The 1990s saw the John Gummer debacle feeding his child a burger and the proclamation at the time that it’s perfectly safe to eat. What folly! Thanks to the Food Standards Agency, Trading Standards Officers, Meat Hygiene Service and the majority of meat producers we now have a regained confidence in the meat entering the food chain.

Lets also not forget that burgers can be healthy. Imagine quality meat mixed with finely chopped shallots and aromatic spices all bound with free range egg and breadcrumbs and grilled with a drizzle of olive oil. Yummy. Reality says that doesn’t exist. There are tough minimum requirements for meat content for such mass produced items and definitions around natural and homemade that you can read about further on the site. This should make things more nutritious for us and certainly easier for us to make the right choice.

School Food has moved away as much as possible from shaped products in recent years so that we can get young people recognising what real food looks like. In an environment where up to last year children had the chance to eat a burger or processed item every day with very little true meat content it is absolutely right to say you cant have it anymore.  

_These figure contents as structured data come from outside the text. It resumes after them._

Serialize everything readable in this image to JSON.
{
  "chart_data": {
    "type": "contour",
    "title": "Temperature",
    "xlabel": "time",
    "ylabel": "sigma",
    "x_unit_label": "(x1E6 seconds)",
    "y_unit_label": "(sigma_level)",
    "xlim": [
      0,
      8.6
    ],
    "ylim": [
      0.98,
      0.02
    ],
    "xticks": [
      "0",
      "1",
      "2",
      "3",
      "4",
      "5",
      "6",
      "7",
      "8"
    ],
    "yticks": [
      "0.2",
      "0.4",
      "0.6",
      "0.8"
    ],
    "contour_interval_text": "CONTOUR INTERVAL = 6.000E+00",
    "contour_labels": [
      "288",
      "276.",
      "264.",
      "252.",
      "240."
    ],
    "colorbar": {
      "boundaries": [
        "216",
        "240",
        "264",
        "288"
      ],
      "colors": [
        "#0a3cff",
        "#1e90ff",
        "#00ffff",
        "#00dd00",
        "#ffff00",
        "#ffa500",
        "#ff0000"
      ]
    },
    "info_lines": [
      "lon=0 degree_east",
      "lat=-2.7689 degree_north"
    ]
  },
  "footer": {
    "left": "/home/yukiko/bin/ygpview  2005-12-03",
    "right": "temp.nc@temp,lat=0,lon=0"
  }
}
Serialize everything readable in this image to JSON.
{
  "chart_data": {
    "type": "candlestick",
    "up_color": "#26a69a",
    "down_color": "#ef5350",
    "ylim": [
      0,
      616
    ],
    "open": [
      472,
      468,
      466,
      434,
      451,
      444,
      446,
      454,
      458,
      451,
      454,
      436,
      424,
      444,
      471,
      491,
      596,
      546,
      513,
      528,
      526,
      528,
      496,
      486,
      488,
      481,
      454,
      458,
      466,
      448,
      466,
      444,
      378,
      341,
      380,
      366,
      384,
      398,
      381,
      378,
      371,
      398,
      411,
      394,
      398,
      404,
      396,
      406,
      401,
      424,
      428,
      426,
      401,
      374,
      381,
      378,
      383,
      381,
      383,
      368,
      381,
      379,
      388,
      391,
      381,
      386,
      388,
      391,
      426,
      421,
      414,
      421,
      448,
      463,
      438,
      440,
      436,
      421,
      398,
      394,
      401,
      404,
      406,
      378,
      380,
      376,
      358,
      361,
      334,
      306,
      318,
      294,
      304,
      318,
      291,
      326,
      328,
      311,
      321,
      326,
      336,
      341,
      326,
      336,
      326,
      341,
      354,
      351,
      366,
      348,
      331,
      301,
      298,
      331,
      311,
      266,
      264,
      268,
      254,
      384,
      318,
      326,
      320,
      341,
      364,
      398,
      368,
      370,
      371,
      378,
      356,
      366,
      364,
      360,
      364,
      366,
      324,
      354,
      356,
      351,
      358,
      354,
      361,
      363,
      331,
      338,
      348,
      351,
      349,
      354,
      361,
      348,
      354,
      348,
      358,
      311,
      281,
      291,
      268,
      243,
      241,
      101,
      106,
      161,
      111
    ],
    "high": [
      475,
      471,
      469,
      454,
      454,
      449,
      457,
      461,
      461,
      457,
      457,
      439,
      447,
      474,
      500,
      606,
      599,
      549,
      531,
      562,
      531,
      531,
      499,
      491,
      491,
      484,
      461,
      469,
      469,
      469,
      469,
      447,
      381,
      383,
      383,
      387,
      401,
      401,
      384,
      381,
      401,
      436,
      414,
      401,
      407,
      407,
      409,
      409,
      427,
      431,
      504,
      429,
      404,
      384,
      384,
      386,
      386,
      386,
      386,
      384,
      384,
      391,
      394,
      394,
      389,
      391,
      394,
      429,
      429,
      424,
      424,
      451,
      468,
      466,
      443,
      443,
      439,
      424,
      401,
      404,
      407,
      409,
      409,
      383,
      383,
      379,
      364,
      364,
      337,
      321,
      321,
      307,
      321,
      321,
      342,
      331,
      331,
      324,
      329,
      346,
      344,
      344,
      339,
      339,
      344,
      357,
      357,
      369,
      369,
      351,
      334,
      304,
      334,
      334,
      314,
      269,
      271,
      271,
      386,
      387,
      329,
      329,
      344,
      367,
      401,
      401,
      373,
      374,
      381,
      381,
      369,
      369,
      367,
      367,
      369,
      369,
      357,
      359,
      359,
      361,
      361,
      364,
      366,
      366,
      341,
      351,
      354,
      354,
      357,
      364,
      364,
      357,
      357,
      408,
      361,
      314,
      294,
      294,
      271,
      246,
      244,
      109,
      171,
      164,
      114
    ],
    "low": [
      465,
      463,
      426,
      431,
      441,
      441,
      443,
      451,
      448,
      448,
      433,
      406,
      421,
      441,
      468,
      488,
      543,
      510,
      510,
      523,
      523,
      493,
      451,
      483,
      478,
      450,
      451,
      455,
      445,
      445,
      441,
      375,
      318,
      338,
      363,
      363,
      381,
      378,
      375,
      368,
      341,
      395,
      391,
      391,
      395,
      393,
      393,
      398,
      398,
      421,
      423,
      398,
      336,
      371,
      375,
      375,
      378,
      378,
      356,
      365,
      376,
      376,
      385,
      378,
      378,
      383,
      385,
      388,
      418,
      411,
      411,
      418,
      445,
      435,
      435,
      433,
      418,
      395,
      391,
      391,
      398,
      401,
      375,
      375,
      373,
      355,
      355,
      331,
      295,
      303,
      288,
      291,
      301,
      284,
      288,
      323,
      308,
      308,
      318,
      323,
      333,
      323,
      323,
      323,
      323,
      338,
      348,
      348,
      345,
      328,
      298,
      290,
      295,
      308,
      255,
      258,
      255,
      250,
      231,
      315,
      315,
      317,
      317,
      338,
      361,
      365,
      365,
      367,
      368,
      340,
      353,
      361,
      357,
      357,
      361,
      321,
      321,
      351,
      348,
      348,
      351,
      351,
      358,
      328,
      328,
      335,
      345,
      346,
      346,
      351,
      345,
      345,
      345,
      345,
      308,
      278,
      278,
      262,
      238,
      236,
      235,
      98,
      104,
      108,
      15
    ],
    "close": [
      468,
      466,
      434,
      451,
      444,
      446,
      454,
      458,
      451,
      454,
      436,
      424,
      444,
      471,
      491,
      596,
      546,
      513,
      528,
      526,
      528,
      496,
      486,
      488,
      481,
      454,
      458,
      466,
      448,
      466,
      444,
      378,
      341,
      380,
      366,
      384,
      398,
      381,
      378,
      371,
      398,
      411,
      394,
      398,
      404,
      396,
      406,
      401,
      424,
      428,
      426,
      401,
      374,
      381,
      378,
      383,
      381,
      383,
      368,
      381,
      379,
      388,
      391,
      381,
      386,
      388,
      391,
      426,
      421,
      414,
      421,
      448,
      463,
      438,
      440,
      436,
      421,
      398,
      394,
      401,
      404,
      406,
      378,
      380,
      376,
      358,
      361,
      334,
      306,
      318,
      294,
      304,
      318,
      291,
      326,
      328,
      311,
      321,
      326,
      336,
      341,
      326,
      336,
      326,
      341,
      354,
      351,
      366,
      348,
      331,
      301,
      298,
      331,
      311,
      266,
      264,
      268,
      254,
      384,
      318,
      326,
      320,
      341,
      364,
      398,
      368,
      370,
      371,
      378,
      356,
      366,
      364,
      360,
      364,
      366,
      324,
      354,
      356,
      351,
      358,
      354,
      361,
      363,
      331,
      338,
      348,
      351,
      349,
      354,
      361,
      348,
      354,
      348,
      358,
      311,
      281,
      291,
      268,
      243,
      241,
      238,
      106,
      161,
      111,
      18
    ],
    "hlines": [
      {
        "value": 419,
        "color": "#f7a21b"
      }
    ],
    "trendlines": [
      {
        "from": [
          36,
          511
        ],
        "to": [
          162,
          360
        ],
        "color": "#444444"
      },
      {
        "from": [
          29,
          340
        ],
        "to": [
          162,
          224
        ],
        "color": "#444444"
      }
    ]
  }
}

As for the rest of us… some of the fast food outlets create items that give us a quick shot of energy and very little. Once in a while to indulge is your choice. For those that do it more regularly you become other peoples problem as the obesity crisis deepens and challenges our economy. There will always be those that buck the trend. I had an Auntie who smoked 40 a day and lived till she was 80 but that doesn’t make it right.